On Millennial Scapegoating

It is striking to see how often millennials are blamed for everything by older generations. I wont say which generations, because it would be a redundant classification and it wouldn’t be fair to condemn an entire generation for the actions of some within the generation. But, I suppose it should be expected that logic and reason would be far from those in the generation which regularly snorted cocaine and slurped down LSD in the 1970s.

I suppose the 1960s generation would look at millennials as being overly sensitive for thinking sexually harassing women, treating black people poorly, and being an unfiltered ignoramus is not ideal.

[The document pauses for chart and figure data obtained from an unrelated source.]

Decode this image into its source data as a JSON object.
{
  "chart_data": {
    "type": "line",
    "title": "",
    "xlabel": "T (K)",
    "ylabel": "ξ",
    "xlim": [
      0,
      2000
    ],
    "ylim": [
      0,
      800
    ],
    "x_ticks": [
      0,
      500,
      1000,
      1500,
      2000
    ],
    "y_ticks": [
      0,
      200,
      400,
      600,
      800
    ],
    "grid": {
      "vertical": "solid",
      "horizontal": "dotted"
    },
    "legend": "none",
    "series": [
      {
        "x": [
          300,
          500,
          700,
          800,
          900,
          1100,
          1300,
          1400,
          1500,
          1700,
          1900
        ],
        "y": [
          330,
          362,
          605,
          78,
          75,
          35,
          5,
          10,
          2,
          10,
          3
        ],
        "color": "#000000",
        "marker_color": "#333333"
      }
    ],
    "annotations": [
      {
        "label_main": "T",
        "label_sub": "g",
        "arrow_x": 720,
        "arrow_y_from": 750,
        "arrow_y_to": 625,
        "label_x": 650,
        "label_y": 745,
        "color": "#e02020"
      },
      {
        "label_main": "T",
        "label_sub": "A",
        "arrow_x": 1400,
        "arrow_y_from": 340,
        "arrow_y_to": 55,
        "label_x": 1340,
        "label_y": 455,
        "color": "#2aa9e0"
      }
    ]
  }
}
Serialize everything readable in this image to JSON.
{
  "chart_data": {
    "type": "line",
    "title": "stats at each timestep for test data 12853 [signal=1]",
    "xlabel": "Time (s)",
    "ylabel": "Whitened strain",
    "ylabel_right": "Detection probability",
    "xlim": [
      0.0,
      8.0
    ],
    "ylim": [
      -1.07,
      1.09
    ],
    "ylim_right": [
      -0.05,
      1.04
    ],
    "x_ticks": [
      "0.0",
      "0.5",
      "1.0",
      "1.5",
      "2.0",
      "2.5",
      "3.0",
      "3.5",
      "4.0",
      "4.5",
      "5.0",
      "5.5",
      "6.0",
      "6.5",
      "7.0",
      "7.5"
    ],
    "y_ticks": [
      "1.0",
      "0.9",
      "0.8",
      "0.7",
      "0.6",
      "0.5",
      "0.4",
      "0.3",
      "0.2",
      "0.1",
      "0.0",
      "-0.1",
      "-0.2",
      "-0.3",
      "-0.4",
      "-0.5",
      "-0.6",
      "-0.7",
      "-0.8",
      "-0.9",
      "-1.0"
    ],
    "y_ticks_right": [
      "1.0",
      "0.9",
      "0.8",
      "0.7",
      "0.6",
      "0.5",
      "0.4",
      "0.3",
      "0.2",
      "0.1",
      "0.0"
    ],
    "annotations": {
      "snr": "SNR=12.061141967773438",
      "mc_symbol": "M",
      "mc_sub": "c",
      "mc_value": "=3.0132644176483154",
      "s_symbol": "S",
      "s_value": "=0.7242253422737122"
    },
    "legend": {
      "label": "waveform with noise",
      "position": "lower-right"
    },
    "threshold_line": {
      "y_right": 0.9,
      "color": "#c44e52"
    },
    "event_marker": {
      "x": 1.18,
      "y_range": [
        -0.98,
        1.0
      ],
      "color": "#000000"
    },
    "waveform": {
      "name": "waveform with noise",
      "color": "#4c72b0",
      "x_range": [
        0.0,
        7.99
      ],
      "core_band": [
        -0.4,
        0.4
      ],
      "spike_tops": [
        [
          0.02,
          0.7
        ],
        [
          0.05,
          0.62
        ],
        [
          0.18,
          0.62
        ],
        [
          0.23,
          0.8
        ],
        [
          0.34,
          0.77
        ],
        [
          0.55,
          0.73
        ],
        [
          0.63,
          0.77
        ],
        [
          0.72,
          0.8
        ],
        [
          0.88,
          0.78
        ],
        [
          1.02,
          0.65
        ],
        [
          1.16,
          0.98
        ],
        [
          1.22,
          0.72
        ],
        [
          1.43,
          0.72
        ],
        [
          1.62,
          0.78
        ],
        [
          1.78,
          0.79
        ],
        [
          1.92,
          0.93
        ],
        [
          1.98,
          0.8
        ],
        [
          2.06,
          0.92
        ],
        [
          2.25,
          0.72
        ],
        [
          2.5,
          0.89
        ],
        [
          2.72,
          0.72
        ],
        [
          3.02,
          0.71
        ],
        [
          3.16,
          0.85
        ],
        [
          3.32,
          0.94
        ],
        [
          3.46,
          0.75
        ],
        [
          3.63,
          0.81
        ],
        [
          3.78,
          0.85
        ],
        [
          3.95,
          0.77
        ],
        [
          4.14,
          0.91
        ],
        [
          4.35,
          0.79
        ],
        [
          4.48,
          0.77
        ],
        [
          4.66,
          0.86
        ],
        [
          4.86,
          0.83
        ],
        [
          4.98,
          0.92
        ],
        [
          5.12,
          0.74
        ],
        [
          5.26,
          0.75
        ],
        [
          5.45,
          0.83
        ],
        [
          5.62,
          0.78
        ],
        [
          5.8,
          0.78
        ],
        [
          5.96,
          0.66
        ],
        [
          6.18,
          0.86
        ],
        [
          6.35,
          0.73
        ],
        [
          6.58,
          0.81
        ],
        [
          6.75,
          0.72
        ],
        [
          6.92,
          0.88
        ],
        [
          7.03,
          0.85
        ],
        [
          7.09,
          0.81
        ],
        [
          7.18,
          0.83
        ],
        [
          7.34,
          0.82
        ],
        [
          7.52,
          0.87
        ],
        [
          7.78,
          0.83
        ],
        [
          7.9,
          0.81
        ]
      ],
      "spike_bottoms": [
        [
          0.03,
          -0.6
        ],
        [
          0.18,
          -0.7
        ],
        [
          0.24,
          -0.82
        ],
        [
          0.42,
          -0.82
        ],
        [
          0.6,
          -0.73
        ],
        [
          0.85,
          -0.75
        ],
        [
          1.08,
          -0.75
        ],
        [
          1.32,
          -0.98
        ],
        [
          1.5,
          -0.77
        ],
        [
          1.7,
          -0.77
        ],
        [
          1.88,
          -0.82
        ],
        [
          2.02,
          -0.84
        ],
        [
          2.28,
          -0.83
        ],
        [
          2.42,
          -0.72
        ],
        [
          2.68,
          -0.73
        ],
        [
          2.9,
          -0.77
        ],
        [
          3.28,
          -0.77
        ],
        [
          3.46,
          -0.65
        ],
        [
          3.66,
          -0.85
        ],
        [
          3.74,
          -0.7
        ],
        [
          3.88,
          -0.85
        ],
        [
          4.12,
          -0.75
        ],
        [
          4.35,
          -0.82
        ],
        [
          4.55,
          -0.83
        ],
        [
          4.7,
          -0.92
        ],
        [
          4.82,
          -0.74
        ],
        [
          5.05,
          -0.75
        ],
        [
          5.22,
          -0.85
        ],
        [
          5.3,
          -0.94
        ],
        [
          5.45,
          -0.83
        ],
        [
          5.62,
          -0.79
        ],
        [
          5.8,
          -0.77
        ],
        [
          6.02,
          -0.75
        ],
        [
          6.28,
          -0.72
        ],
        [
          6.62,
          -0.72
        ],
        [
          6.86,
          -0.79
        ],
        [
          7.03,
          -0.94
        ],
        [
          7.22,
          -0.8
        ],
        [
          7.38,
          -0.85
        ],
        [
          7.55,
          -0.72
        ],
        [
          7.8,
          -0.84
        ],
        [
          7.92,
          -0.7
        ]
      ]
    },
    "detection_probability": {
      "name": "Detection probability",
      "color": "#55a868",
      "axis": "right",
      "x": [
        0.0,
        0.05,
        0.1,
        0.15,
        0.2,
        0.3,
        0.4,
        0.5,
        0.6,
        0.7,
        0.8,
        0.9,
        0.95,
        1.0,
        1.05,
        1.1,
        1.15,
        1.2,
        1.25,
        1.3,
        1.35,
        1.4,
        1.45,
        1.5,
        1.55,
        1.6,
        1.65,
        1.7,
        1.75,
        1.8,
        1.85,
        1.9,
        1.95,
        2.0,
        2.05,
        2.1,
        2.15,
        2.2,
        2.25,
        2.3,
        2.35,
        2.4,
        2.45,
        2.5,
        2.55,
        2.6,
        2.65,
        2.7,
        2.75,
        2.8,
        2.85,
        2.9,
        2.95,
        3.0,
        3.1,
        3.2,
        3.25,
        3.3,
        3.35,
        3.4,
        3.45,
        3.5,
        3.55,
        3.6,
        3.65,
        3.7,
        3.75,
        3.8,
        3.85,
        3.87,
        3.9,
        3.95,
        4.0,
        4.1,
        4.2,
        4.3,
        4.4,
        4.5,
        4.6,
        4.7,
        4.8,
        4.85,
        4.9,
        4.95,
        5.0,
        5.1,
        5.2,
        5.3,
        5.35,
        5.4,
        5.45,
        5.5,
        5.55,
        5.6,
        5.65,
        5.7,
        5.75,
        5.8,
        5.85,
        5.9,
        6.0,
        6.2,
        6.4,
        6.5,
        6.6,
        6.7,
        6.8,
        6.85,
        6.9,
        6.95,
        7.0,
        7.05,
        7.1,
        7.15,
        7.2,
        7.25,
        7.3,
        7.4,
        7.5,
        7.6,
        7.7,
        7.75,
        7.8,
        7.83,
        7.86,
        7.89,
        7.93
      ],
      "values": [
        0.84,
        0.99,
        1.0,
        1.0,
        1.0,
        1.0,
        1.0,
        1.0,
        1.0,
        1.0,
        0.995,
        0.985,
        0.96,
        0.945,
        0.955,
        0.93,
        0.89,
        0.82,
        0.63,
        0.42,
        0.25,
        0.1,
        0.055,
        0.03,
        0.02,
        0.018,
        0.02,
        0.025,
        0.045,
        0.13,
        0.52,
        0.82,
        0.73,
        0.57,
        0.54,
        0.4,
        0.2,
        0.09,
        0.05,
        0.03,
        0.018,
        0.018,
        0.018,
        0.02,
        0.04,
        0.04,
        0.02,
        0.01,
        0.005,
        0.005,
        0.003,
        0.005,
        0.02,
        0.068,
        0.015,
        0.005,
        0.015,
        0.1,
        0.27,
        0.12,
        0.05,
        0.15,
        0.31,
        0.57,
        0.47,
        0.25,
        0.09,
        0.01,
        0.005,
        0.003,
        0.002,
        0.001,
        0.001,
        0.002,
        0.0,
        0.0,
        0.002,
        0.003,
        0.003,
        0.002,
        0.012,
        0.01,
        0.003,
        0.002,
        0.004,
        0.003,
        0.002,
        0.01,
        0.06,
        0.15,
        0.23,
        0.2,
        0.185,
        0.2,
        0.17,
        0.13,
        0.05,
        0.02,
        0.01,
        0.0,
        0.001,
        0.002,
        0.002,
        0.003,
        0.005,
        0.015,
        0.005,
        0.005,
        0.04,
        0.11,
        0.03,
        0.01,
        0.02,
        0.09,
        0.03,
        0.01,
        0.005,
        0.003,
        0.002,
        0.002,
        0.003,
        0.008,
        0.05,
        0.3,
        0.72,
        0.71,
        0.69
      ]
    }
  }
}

But, again, I shouldn’t generalize, because perhaps not everyone in the 1970s generation was a drug addict, and perhaps not everyone in the 1960s generation was a misogynist.

It is easy to create a scapegoat and blame a younger generation for the world’s problems all the while ignoring the problems of ones own generation. It’s like a parent blaming the child for everything, simply because the child is there and within reach. I find it ironic how a lot of the time, the people who blame millennials for their “fragility” and “entitlement” are of the generation that taught them precisely how to be fragile and entitled.

 

Here are some things millennials didn’t do:

 

  • Millennials were not the ones who created the Federal Reserve in 1913 and thought Quantitative Easing was a great idea.
  • Millennials were not the ones who took the dollar off the gold standard in 1971, transforming commodity money into a fiat faith
  • Millennials were not the ones who implemented nonsensical parenting and reward programs in the 1980-90s.
  • Millennials were not the ones who corrupted the banking system and crashed the housing markets in the late 2000s.
  • Millennials were not the ones who believed America was God’s nation founded by men who were all Christians trying to create a Christian nation.
  • Millennials are not the ones who think cable news outlets are unbiased sources of information that should be believed at face value.

Purchasing Homes

According to Zillow, the median home price among first-time home buyers in the early 1970s (in 2011 dollars) was around $87k. In 2013, it was around $140k. Throughout all four decades, the median household income remained between $50-60k. The income has not really changed, but the price of a house increased by 60%.

College Tuition

According to College Board, the average tuition at public colleges was $2-3k in the 1970s and 1980s, and $9.6k in 2016. The average tuition at private colleges increased from $10k in the 1970s to $33.4k in 2016. College is simply more expensive now than it ever was in the past.

College Board, Annual Survey of Colleges; NCES, IPEDS data

It is obvious that the American economy has changed, and millennials have to deal with a much harsher reality than previous generations. So, before one laments the millennial generation and begins a sentence with, “Back in my day,” one should know that those days were different and do not apply to the present context. Just because one observes a millennial cave under the pressure of that reality, it does not grant the right to make fun of them. There is nothing clever about kicking someone while they’re on the ground.

Previous generations should stop blaming millennials for the consequences of the very things they’ve inherited from previous generations. It is wrong, and it further divides entire generations of people. Older generations should actually talk to millennials, rather than share ignorant memes to make fun of them.